The testing involved 27 teams including five from lLoydminster and two of them happen to pass,” said Lee.
“It is a very difficult exam. The pass rate worldwide is any where from 10 to 15 per cent for international tests and we managed to pass almost 30 per cent.”
See “K-9,” Page 12
Trooper and her handler Stacy Thornton passed the international search component of the international certificate in rubble search.
“The search component is the major one. That really is the core of what search dogs do,” said Lee.
“The four Lloydminster teams did complete that task which was to find missing people. They are all certified to dispatch for local searches.
Jeanne Franson and her K-9 partner Finley passed the international search component.
A fifth rescue dog team from Lloydminster failed the tests but they can try again next year.
The Thornton and Trooper team is one of eight search and rescue dog teams in Lloydminster that train at least twice a week for three to four hours at a time.
Trooper is now qualified to be dispatched locally and nationally to locate survivors lost in the wilderness.
Trooper is a lab cross that Thornton more or less adopted when he was just two days old.
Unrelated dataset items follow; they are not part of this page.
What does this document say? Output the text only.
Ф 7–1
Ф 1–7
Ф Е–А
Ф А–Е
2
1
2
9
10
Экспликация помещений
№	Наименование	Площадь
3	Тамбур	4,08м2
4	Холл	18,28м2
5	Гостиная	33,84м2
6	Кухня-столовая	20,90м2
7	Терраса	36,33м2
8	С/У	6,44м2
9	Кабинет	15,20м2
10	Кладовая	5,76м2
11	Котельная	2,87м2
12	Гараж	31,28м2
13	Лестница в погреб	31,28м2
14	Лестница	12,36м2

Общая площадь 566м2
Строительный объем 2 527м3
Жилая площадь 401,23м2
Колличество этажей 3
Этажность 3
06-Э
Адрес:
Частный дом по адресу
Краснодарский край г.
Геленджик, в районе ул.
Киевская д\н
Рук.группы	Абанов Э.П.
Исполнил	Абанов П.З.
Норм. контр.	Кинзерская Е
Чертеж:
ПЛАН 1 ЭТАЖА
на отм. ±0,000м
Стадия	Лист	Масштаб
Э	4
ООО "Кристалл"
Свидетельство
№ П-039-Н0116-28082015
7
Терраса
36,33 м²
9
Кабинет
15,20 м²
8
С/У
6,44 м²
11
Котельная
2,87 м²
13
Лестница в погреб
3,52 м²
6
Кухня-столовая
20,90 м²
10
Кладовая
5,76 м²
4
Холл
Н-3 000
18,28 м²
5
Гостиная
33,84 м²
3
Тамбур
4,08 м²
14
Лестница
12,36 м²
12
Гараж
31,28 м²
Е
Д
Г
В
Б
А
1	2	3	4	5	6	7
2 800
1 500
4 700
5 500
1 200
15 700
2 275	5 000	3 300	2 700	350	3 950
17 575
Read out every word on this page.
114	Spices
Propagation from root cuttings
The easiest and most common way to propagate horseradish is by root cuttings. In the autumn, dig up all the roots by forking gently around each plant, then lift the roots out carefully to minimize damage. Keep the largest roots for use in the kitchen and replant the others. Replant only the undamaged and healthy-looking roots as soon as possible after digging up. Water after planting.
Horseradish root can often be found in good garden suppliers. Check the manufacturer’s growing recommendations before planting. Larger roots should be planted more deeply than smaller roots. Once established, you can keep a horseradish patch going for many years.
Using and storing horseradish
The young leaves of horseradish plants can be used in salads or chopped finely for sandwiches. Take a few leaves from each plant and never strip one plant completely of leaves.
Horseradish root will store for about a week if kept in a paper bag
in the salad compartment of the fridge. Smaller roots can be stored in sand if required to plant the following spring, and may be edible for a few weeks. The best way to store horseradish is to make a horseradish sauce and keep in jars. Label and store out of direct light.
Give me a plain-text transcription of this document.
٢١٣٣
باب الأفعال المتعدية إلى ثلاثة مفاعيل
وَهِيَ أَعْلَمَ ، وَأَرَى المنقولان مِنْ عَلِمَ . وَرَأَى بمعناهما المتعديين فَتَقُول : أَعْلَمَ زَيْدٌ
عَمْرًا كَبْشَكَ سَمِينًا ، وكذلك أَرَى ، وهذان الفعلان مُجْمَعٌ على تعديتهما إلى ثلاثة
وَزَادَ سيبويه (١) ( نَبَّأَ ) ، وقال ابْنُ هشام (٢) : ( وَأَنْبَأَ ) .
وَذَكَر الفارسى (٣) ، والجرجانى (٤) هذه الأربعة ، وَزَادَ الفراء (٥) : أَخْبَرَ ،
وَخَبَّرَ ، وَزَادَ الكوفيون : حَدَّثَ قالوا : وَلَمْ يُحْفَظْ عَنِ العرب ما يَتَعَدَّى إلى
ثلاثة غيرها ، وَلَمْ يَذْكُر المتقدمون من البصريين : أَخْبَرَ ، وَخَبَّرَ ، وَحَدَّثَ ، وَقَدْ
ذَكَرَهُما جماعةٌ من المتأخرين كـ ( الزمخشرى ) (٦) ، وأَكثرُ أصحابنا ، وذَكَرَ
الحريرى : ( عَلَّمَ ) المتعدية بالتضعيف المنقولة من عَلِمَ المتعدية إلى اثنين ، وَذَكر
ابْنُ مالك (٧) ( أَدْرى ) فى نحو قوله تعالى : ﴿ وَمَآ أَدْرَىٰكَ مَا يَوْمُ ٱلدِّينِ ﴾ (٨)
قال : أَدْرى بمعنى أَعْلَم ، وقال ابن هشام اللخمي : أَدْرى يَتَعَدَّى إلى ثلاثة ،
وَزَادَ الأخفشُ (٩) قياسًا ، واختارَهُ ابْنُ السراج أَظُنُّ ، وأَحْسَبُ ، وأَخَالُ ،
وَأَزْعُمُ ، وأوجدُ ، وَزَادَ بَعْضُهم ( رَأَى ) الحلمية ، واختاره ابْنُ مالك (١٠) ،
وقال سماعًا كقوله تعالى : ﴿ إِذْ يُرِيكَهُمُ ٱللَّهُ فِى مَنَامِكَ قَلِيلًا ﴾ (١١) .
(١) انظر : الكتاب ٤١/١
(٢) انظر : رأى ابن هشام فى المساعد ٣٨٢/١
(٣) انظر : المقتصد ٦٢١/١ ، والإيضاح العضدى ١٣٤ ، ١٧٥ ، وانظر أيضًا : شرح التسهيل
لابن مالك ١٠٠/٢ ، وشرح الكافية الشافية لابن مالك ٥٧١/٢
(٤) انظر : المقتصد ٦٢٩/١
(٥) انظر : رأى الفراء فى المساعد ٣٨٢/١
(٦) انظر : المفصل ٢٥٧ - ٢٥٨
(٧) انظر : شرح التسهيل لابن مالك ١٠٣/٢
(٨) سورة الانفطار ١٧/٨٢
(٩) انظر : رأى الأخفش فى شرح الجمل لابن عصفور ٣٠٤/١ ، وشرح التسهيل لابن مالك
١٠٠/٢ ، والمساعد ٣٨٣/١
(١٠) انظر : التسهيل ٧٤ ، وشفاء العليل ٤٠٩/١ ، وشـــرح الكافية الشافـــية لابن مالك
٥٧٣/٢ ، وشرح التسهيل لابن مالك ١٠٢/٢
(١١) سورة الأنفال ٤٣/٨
He’ll be three at the end of the month.
“He’s a rescue himself and I bottle fed him and raised him all the way up from a rescue that I was fostering for,” she said.
Thornton joined CASDDA as a volunteer a year ago last April after attending a seminar and she takes Trooper with her for weekly training outings with other Lloydminster members.
“We kind of train all over the place from friends and families that have acreages with treed areas,” said Thornton.
“We’ve trained at local businesses; we’ve used their yards and buildings.”
No rescue dog from Lloydminster has yet to called upon to search for people but Thornton said the training is worth it now that Trooper is qualified for rubble and wilderness searches.
“t’s a lot of work. It takes a lot of time and dedication. I am looking forward helping out if we are ever needed,” she said.
As for Trooper Thornton said, “He’s kind of happy. He gets to go to work. He enjoys his job. It’s all a game to him.”